The party insists that it welcomes Muslims so long as they accept French values. National Front posters contrast a smiling woman with a French flag painted on her face with a figure in a burqa, a choice it paints as between “freedom and oppression.” Party treasurer Wallerand de Saint Just, who is running for election in Paris, wants to integrate French Muslims on the model of the Consistoire, a government organization that managed Jewish religious affairs under Napoleon in the 19th century. “Napoleon said, ‘You are French like any other people, but you need to organize and I need officials to talk to you,’” Saint Just explained. “Now we need to do the same with Muslims.”

The National Front says that message is beginning to resonate with some French Muslims.

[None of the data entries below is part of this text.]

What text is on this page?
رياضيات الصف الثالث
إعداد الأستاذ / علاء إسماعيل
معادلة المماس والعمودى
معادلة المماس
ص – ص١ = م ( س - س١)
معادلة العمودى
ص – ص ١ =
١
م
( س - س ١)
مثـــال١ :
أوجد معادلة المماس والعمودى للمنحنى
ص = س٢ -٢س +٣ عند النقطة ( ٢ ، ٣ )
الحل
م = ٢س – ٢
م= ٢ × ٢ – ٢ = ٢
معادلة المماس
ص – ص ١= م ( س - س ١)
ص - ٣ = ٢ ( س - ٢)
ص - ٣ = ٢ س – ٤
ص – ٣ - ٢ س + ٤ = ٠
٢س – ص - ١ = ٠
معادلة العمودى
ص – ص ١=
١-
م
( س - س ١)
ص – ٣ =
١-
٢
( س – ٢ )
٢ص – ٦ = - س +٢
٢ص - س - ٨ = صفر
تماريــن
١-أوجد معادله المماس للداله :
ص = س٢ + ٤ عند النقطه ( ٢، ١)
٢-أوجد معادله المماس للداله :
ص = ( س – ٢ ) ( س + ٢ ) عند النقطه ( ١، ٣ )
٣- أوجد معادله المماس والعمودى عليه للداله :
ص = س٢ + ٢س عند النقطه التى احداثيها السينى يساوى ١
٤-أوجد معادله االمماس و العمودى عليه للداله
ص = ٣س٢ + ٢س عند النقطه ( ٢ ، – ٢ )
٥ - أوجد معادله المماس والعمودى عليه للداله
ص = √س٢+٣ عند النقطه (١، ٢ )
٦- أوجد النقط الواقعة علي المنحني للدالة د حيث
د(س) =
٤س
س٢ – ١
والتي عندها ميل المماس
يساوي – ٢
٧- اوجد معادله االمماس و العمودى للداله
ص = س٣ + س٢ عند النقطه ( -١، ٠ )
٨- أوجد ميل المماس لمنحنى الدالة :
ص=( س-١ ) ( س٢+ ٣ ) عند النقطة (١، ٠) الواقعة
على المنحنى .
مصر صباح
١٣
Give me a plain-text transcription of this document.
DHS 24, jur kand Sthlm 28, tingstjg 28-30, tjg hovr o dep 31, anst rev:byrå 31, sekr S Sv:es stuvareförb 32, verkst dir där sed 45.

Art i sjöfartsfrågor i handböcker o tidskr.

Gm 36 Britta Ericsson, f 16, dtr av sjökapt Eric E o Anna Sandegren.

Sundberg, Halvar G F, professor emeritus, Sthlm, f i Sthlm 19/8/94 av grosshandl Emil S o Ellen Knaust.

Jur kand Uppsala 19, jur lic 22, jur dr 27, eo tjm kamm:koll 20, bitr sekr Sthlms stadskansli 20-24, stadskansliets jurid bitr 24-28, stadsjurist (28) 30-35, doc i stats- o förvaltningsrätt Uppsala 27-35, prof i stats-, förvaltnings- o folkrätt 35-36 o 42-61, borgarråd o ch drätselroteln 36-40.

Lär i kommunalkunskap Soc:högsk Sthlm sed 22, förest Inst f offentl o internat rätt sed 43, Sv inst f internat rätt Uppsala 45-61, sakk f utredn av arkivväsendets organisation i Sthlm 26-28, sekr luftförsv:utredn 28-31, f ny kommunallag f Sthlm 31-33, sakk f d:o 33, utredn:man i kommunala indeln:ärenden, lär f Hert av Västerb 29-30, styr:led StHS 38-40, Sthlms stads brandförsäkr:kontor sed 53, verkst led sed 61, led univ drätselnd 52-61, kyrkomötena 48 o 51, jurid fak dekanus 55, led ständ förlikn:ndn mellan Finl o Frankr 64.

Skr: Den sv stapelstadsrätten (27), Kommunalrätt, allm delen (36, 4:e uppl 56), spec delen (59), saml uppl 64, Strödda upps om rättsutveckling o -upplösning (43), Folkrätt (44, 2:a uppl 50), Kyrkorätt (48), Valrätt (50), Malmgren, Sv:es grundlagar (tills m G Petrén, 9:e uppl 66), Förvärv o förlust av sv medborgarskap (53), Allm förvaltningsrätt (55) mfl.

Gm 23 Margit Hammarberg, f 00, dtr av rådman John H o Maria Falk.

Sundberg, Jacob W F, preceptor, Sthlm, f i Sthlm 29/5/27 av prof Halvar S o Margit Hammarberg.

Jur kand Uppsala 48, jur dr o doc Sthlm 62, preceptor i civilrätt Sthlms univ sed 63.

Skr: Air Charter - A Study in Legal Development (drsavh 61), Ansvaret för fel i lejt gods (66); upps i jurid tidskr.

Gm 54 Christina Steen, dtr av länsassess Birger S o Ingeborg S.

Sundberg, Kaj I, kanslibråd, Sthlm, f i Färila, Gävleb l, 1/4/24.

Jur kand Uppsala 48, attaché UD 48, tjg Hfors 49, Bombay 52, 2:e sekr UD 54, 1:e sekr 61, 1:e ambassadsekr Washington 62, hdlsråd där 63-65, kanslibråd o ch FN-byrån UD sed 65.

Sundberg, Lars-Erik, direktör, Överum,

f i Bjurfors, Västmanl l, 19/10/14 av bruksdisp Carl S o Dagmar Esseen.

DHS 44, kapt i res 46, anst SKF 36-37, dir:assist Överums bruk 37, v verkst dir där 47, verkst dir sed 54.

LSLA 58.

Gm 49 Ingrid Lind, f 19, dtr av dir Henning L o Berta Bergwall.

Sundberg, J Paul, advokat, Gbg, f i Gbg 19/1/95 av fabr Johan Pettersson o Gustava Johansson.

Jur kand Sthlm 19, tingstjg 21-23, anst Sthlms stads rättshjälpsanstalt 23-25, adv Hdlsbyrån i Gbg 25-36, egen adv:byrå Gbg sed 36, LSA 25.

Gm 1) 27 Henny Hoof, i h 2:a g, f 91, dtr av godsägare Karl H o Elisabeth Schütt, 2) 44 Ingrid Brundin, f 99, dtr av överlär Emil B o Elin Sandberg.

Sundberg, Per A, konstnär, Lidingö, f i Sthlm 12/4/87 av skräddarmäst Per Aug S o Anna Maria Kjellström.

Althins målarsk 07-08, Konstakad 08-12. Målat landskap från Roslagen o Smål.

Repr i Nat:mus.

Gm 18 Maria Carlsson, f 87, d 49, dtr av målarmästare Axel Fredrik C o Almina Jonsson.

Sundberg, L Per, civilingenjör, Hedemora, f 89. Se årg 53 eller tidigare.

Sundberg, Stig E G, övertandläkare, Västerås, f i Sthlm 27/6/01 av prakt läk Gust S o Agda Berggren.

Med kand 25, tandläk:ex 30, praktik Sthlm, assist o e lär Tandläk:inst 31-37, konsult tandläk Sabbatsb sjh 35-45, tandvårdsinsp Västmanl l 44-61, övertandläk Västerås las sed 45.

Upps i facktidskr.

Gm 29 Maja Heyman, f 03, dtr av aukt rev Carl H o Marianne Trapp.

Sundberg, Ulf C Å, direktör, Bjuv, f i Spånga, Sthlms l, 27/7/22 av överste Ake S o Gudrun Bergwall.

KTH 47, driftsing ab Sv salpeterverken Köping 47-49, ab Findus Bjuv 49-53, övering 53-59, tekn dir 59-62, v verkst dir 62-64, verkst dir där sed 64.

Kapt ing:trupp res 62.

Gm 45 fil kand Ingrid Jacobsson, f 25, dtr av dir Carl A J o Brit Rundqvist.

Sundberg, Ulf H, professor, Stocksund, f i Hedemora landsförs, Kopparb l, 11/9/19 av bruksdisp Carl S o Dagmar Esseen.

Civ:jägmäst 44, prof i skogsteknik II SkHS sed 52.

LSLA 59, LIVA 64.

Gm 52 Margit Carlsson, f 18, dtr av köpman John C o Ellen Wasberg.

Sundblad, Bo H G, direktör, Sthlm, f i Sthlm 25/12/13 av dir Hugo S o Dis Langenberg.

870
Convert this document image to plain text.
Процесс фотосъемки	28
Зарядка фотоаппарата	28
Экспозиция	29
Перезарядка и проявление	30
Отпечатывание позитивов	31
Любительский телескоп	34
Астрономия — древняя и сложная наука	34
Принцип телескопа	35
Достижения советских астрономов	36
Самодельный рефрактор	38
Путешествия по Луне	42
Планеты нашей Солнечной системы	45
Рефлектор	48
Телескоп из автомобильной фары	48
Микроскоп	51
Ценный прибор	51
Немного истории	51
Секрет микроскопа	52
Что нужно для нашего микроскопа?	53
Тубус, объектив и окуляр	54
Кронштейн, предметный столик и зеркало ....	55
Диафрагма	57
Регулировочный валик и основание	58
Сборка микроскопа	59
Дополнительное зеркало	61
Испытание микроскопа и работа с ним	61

At a recent training day for activists at the party’s office in a Victorian terraced house in the regional center of Lille, Ameline Shah, 24, a half-Bangladeshi woman from a Muslim family, discussed the role of radical Islam in the Paris attacks with a dozen young, composed, white activists as they ate a ham-and-cheese filo pastry with the name “MARINE” carved into the dough. “I joined a few months ago, after the refugee crisis,” said Shah, who left a party run by far-left firebrand Jean-Luc Mélenchon after he called for opening France’s borders and giving refugees French citizenship. “It’s not possible,” she said. “The Front National is the only party to be pragmatic enough on this.”